The event’s many country pavilions are sure to display the latest, greatest, greenest innovations in urban development, some of which will no doubt be welcome. There will be an “urban best practices area,” which will showcase solutions from traffic reduction techniques to the use of “smart cards” to enhance urban communication. UN Habitat, the United Nations’ urban affairs agency and ostensibly an advocate for housing rights, is whole heartedly endorsing the proceedings. One UN official actually described the recent Beijing Olympics, which displaced 1.5 million people, as “giving people great happiness.” The Expo’s promoters have been calling it the next Olympics, which will demonstrate Shanghai’s arrival as a top tier global city.

The Expo’s authoritarian setting alone raises a host of unsettling issues given the apparent theme of more humane living. You’d think the cruelty with which the Chinese authorities demolished Beijing neighborhoods, and then crushed the resultant dissent, might have led major international organizations like UN Habitat or the Bureau of International Exhibitions to be vocal about avoiding a repeat in connection with the Expo. I haven’t heard either say a thing about the 18,000 Shanghainese who were reportedly evicted from the eventual Expo site. Aren’t housing rights part of making cities better?

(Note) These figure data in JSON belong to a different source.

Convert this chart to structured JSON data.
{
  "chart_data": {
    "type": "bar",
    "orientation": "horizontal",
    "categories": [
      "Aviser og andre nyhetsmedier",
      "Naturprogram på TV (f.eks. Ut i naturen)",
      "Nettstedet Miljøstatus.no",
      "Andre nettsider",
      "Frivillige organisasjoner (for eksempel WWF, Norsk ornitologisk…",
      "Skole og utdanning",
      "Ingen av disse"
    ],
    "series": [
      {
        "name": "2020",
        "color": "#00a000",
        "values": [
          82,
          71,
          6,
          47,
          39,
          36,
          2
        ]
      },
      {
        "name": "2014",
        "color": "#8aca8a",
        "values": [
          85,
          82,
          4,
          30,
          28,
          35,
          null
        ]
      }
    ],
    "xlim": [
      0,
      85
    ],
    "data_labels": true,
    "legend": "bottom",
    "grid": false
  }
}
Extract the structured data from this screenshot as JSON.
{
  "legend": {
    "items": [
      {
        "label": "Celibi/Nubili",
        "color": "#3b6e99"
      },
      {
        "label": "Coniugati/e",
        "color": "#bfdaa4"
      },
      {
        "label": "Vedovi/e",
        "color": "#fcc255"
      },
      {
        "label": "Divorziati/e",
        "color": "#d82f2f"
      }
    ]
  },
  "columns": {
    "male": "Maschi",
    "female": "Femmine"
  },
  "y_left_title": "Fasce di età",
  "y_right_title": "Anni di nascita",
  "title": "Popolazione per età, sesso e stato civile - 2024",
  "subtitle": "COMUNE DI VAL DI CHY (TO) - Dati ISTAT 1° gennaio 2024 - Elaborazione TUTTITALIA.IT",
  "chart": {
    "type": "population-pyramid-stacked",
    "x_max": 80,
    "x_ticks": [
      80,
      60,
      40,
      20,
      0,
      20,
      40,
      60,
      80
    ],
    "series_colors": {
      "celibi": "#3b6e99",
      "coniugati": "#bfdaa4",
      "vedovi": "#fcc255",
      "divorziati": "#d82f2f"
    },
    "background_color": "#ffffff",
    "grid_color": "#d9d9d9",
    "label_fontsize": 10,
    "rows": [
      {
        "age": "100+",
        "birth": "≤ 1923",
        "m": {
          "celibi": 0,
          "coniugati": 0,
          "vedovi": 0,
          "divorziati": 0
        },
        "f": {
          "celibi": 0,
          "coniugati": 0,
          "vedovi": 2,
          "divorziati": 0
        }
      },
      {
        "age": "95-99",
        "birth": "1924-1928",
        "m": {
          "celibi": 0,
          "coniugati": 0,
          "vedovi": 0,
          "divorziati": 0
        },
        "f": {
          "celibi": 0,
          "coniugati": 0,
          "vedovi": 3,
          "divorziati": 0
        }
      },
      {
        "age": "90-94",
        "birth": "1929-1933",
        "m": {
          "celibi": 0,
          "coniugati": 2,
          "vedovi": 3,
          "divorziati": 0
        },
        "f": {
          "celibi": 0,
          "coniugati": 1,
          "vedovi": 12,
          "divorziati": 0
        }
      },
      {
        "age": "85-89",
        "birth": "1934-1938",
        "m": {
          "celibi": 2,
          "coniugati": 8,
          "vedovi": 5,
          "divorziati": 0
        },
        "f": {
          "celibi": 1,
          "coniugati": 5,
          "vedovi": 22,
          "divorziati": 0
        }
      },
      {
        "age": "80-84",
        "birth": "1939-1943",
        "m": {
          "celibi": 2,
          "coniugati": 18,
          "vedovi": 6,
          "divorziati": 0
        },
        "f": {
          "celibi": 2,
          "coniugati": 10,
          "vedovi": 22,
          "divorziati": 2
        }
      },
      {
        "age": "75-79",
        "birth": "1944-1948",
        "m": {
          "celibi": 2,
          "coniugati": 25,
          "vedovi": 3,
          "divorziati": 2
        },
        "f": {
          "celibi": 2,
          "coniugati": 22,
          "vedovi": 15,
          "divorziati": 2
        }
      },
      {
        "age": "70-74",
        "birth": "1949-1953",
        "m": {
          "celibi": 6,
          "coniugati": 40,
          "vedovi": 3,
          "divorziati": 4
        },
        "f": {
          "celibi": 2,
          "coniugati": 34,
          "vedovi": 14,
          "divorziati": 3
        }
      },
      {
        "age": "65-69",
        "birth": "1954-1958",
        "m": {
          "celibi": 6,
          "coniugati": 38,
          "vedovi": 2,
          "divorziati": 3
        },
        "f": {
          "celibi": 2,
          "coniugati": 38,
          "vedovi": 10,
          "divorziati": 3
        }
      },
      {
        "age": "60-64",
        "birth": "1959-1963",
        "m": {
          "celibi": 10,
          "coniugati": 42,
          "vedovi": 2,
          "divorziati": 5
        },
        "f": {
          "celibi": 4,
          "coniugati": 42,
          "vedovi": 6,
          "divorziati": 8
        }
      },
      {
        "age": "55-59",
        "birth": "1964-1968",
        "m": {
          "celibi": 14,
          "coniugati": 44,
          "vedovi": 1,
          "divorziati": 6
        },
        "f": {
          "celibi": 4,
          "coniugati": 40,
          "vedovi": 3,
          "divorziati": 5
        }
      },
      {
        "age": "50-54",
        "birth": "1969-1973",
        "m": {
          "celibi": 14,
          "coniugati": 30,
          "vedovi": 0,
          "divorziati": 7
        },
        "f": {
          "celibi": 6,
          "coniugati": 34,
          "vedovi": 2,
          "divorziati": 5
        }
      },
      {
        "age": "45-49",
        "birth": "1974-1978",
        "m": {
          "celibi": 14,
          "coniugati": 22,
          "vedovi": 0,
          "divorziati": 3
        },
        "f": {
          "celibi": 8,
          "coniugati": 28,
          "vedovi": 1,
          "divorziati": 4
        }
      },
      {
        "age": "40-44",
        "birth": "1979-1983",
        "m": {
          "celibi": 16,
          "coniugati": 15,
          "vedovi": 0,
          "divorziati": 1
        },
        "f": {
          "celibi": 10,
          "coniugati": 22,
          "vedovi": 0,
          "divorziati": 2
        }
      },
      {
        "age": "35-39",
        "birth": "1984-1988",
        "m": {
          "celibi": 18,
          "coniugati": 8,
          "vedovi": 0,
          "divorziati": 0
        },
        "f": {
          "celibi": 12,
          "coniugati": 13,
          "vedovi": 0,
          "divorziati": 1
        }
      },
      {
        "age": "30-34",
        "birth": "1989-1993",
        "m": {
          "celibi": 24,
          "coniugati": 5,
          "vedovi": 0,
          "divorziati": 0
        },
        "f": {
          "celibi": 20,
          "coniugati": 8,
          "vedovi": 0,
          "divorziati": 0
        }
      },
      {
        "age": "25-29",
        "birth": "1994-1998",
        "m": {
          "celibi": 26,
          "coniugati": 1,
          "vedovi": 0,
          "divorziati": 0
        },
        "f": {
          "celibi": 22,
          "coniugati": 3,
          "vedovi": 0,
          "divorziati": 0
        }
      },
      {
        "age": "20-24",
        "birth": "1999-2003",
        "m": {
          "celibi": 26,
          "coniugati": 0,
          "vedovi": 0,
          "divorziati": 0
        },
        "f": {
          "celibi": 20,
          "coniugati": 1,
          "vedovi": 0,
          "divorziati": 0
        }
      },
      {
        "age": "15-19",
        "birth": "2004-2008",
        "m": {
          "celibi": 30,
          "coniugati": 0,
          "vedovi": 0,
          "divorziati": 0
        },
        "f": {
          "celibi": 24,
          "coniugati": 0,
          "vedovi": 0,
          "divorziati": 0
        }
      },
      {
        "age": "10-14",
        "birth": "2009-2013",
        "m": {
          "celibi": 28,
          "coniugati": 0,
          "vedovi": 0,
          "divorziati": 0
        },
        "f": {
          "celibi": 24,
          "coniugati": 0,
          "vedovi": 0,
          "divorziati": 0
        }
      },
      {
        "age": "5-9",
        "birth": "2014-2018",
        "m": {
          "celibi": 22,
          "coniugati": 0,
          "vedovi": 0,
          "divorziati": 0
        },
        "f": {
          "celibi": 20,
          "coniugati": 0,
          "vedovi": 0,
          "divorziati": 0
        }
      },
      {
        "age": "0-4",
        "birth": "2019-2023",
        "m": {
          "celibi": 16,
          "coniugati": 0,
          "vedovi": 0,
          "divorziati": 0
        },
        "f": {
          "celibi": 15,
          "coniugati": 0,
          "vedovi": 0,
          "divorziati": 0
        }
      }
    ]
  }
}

The Chinese authorities are also gushing about the level of high-tech security that they will have in place during the event, which lasts from May to October. Where does the securitization of cities fit with the “smart” innovations that the event promises to demonstrate? What about China’s system of household registration, which relegates rural migrants to second class citizenship (and whose exploited labor built many of the structures that will dazzle foreign visitors next year)? It seems cruel for the world to celebrate its increasing connectivity in a place where millions of people don’t even have the right to move freely within their own country.

No, I’m not against holding mega-events in China per se. I’m just worried that frank discussion on these issues will get whitewashed because they offend the host. Will the Expo rise to the occasion, or will it be an authoritarian Epcot that substitutes gimmicky “smart solutions” for social progress? In this bizarre milieu, it will be worth paying attention to what the participant countries and the UN put forth as the future of sustainable urbanism.